De inopino dirige-se à casa de Brunet, casado com Sarah e pai do menino Pablo. Eles têm um amigo em comum, Gomez, que se entregou a uma causa política guerrilheira e está em Barcelona. Conversam trivialidades e Brunet, com a sua cara estúpida de camponês, percebe que o amigo está amargurado. Este informa-o acerca da gravidez de Marcelle.

Jean-Paul Sartre

Cheio de dilemas, vai à casa do irmão, com o qual houvera sempre tido sérias discussões. Avista-se com a sua esposa Odette e reflete: “Odette é uma das poucas mulheres de Paris que acham tempo para ler“. Por pagar um preço de não desejar transformar-se num burguês, Mathieu sempre se havia sentido superior. Num jogo do gato e do rato, Jacques ironiza-o, diz subtilmente que até tinha o dinheiro, mas que não desejaria contradizer as convicções de Mathieu acerca das origens do dinheiro burguês, devido a esse facto declina de o emprestar. Sartre descreve muito bem as nuances e os dilemas do nosso herói, tendo que engolir o orgulho para se sujeitar a este pedido.

Enquanto isso, Daniel Sereno, amigo de Marcelle e Mathieu, tem uma conversa com a grávida e percebe o caráter volúvel de Marcelle, o que faz ver que ela não havia concordado em realizar o aborto de livre vontade, mas que tinha sido manipulada por Mathieu. Sereno é persuasivo e malicioso, sendo homossexual também. Não sabe ao certo, mas quer brincar um pouco com o castelo de cartas montado pelo protagonista.

Após certo tempo, Marcelle parece desejar o bebé. Irónico ao extremo, Daniel conversa com Boris e nesse enredo percebe-se que na trama que todo mundo conhece todo mundo, e é quando Daniel esnoba a filosofia de Mathieu: “Eu estudei-a como todo mundo. Mas a mim não souberam torná-la agradável. Creio que foi Delarue quem me desgostou da filosofia. Ele sabe demais para mim. Pedi-lhe várias explicações, mas quando principiava a dá-las eu perdia pé, parecia-me que nem sequer compreendia mais a minha própria pergunta“.

Boris tem uma amante mais velha, Lola Montero, e conversa com Mathieu acerca da possibilidade de ela lhe emprestar a dinheiro.
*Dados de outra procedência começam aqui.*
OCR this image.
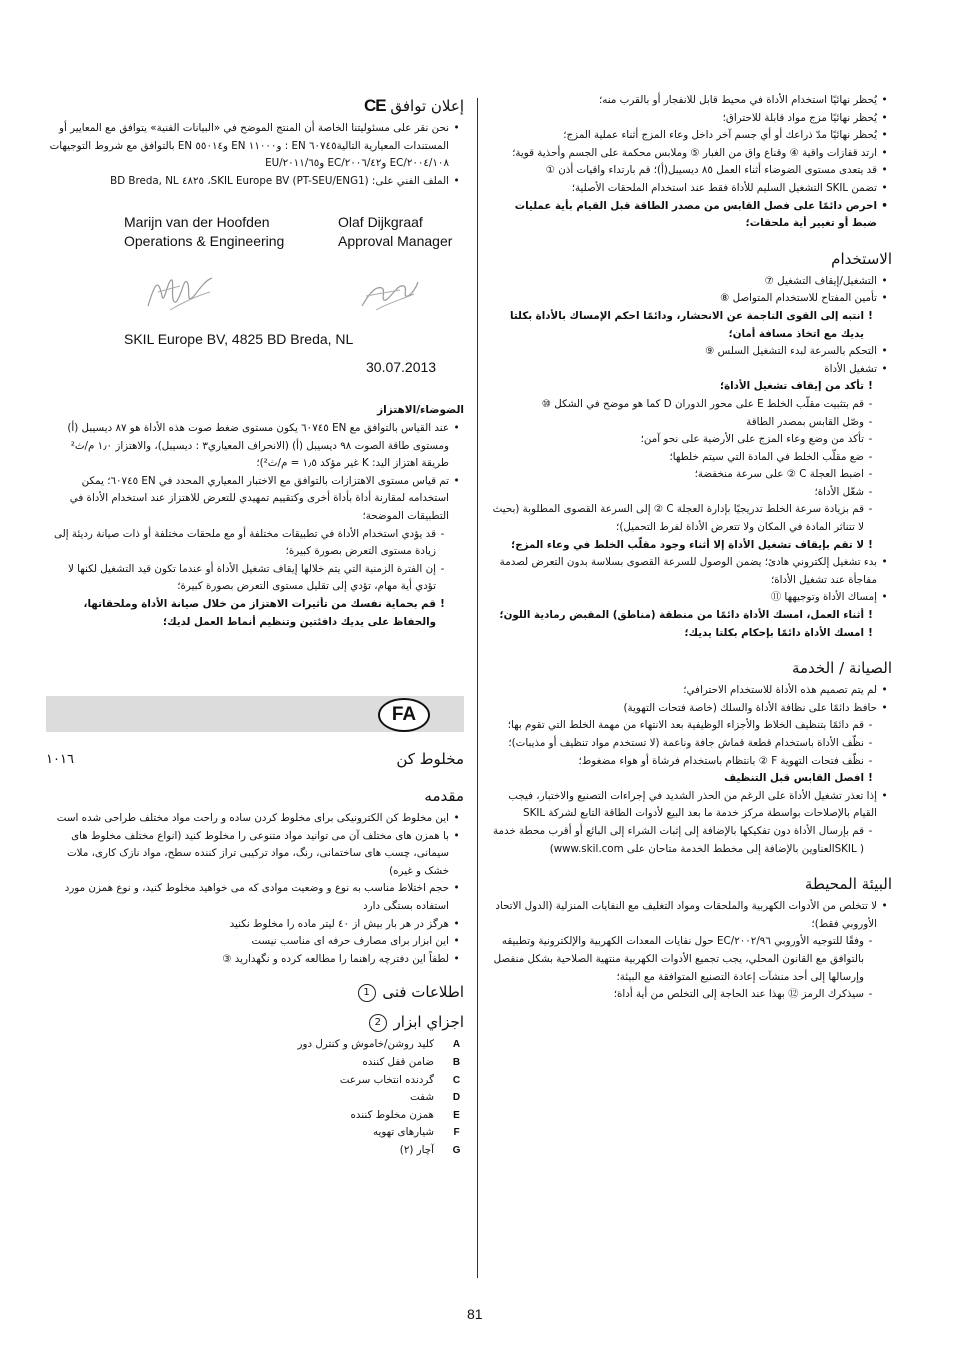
•
يُحظر نهائيًا استخدام الأداة في محيط قابل للانفجار أو بالقرب منه؛
•
يُحظر نهائيًا مزج مواد قابلة للاحتراق؛
•
يُحظر نهائيًا مدّ ذراعك أو أي جسم آخر داخل وعاء المزج أثناء عملية المزج؛
•
ارتد قفازات واقية ④ وقناع واق من الغبار ⑤ وملابس محكمة على الجسم وأحذية قوية؛
•
قد يتعدى مستوى الضوضاء أثناء العمل ٨٥ ديسيبل(أ)؛ قم بارتداء واقيات أذن ①
•
تضمن SKIL التشغيل السليم للأداة فقط عند استخدام الملحقات الأصلية؛
•
احرص دائمًا على فصل القابس من مصدر الطاقة قبل القيام بأية عمليات ضبط أو تغيير أية ملحقات؛
الاستخدام
•
التشغيل/إيقاف التشغيل ⑦
•
تأمين المفتاح للاستخدام المتواصل ⑧
!
انتبه إلى القوى الناجمة عن الانحشار، ودائمًا احكم الإمساك بالأداة بكلتا يديك مع اتخاذ مسافة أمان؛
•
التحكم بالسرعة لبدء التشغيل السلس ⑨
•
تشغيل الأداة
!
تأكد من إيقاف تشغيل الأداة؛
-
قم بتثبيت مقلّب الخلط E على محور الدوران D كما هو موضح في الشكل ⑩
-
وصّل القابس بمصدر الطاقة
-
تأكد من وضع وعاء المزج على الأرضية على نحو آمن؛
-
ضع مقلّب الخلط في المادة التي سيتم خلطها؛
-
اضبط العجلة C ② على سرعة منخفضة؛
-
شغّل الأداة؛
-
قم بزيادة سرعة الخلط تدريجيًا بإدارة العجلة C ② إلى السرعة القصوى المطلوبة (بحيث لا تتناثر المادة في المكان ولا تتعرض الأداة لفرط التحميل)؛
!
لا تقم بإيقاف تشغيل الأداة إلا أثناء وجود مقلّب الخلط في وعاء المزج؛
•
بدء تشغيل إلكتروني هادئ؛ يضمن الوصول للسرعة القصوى بسلاسة بدون التعرض لصدمة مفاجأة عند تشغيل الأداة؛
•
إمساك الأداة وتوجيهها ⑪
!
أثناء العمل، امسك الأداة دائمًا من منطقة (مناطق) المقبض رمادية اللون؛
!
امسك الأداة دائمًا بإحكام بكلتا يديك؛
الصيانة / الخدمة
•
لم يتم تصميم هذه الأداة للاستخدام الاحترافي؛
•
حافظ دائمًا على نظافة الأداة والسلك (خاصة فتحات التهوية)
-
قم دائمًا بتنظيف الخلاط والأجزاء الوظيفية بعد الانتهاء من مهمة الخلط التي تقوم بها؛
-
نظّف الأداة باستخدام قطعة قماش جافة وناعمة (لا تستخدم مواد تنظيف أو مذيبات)؛
-
نظّف فتحات التهوية F ② بانتظام باستخدام فرشاة أو هواء مضغوط؛
!
افصل القابس قبل التنظيف
•
إذا تعذر تشغيل الأداة على الرغم من الحذر الشديد في إجراءات التصنيع والاختبار، فيجب القيام بالإصلاحات بواسطة مركز خدمة ما بعد البيع لأدوات الطاقة التابع لشركة SKIL
-
قم بإرسال الأداة دون تفكيكها بالإضافة إلى إثبات الشراء إلى البائع أو أقرب محطة خدمة ( SKILالعناوين بالإضافة إلى مخطط الخدمة متاحان على www.skil.com)
البيئة المحيطة
•
لا تتخلص من الأدوات الكهربية والملحقات ومواد التغليف مع النفايات المنزلية (الدول الاتحاد الأوروبي فقط)؛
-
وفقًا للتوجيه الأوروبي ٢٠٠٢/٩٦/EC حول نفايات المعدات الكهربية والإلكترونية وتطبيقه بالتوافق مع القانون المحلي، يجب تجميع الأدوات الكهربية منتهية الصلاحية بشكل منفصل وإرسالها إلى أحد منشآت إعادة التصنيع المتوافقة مع البيئة؛
-
سيذكرك الرمز ⑫ بهذا عند الحاجة إلى التخلص من أية أداة؛
إعلان توافق CE
•
نحن نقر على مسئوليتنا الخاصة أن المنتج الموضح في «البيانات الفنية» يتوافق مع المعايير أو المستندات المعيارية التالية٦٠٧٤٥ EN : و١١٠٠٠ EN و٥٥٠١٤ EN بالتوافق مع شروط التوجيهات ٢٠٠٤/١٠٨/EC و٢٠٠٦/٤٢/EC و٢٠١١/٦٥/EU
•
الملف الفني على: SKIL Europe BV (PT-SEU/ENG1)، ٤٨٢٥ BD Breda, NL
Marijn van der Hoofden
Operations & Engineering
Olaf Dijkgraaf
Approval Manager
SKIL Europe BV, 4825 BD Breda, NL
30.07.2013
الضوضاء/الاهتزاز
•
عند القياس بالتوافق مع EN ٦٠٧٤٥ يكون مستوى ضغط صوت هذه الأداة هو ٨٧ ديسيبل (أ) ومستوى طاقة الصوت ٩٨ ديسيبل (أ) (الانحراف المعياري٣ : ديسيبل)، والاهتزاز ١٫٠ م/ث² طريقة اهتزاز اليد: K غير مؤكد ١٫٥ = م/ث²)؛
•
تم قياس مستوى الاهتزازات بالتوافق مع الاختبار المعياري المحدد في EN ٦٠٧٤٥؛ يمكن استخدامه لمقارنة أداة بأداة أخرى وكتقييم تمهيدي للتعرض للاهتزاز عند استخدام الأداة في التطبيقات الموضحة؛
-
قد يؤدي استخدام الأداة في تطبيقات مختلفة أو مع ملحقات مختلفة أو ذات صيانة رديئة إلى زيادة مستوى التعرض بصورة كبيرة؛
-
إن الفترة الزمنية التي يتم خلالها إيقاف تشغيل الأداة أو عندما تكون قيد التشغيل لكنها لا تؤدي أية مهام، تؤدي إلى تقليل مستوى التعرض بصورة كبيرة؛
!
قم بحماية نفسك من تأثيرات الاهتزاز من خلال صيانة الأداة وملحقاتها، والحفاظ على يديك دافئتين وتنظيم أنماط العمل لديك؛
FA
مخلوط کن
١٠١٦
مقدمه
•
این مخلوط کن الکترونیکی برای مخلوط کردن ساده و راحت مواد مختلف طراحی شده است
•
با همزن های مختلف آن می توانید مواد متنوعی را مخلوط کنید (انواع مختلف مخلوط های سیمانی، چسب های ساختمانی، رنگ، مواد ترکیبی تراز کننده سطح، مواد نازک کاری، ملات خشک و غیره)
•
حجم اختلاط مناسب به نوع و وضعیت موادی که می خواهید مخلوط کنید، و نوع همزن مورد استفاده بستگی دارد
•
هرگز در هر بار بیش از ٤٠ لیتر ماده را مخلوط نکنید
•
این ابزار برای مصارف حرفه ای مناسب نیست
•
لطفاً این دفترچه راهنما را مطالعه کرده و نگهدارید ③
اطلاعات فنی 1
اجزاي ابزار 2
A
کلید روشن/خاموش و کنترل دور
B
ضامن قفل کننده
C
گردنده انتخاب سرعت
D
شفت
E
همزن مخلوط کننده
F
شیارهای تهویه
G
آچار (٢)
81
Cheio de conflitos, o nosso herói empreende a estratégia e como a ocasião faz o ladrão, um facto intrigante irá acrescer à visita inusitada.

Cheio de viradas e transtornos, fica posto que o desejo de uma liberdade plena é quimérico. Mathieu é esse herói dúbio que sofre à medida em que esvazia uma garrafa de bebida, sendo este tempo introspetivo um enovelar de factos e possibilidades. Tudo está posto, aos poucos ele percebe que o desejo de não se comprometer independe da nossa própria vontade.
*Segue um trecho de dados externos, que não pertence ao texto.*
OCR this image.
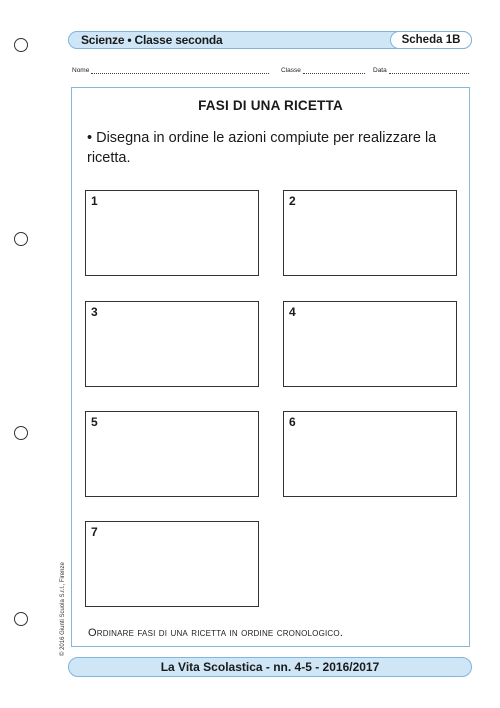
Scienze • Classe seconda	Scheda 1B
Nome	Classe	Data
FASI DI UNA RICETTA
• Disegna in ordine le azioni compiute per realizzare la ricetta.
1	2
3	4
5	6
7
Ordinare fasi di una ricetta in ordine cronologico.
© 2016 Giunti Scuola S.r.l., Firenze
La Vita Scolastica - nn. 4-5 - 2016/2017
Amargurado, reflete, cito: “‘Levei uma vida desdentada’, pensou. ‘Uma vida desdentada. Nunca mordi; esperava, preservava-me para mais tarde – e acabo de perceber que não tenho dentes. Que fazer? Quebrar a concha? É fácil dizer. Aliás, o que me restaria? Uma pequena massa viscosa que se arrastaria na poeira, deixando atrás de si uma esteira brilhante’“.

Aliás, o livro é cheio de digressões filosóficas, algumas delas divertidíssimas! Um ser que se faz… sendo. Contradições que evocam aos dilemas da teoria e da prática, o certo é que o romance nos conduz pelas mãos em dois dias que passamos perambulando por Paris.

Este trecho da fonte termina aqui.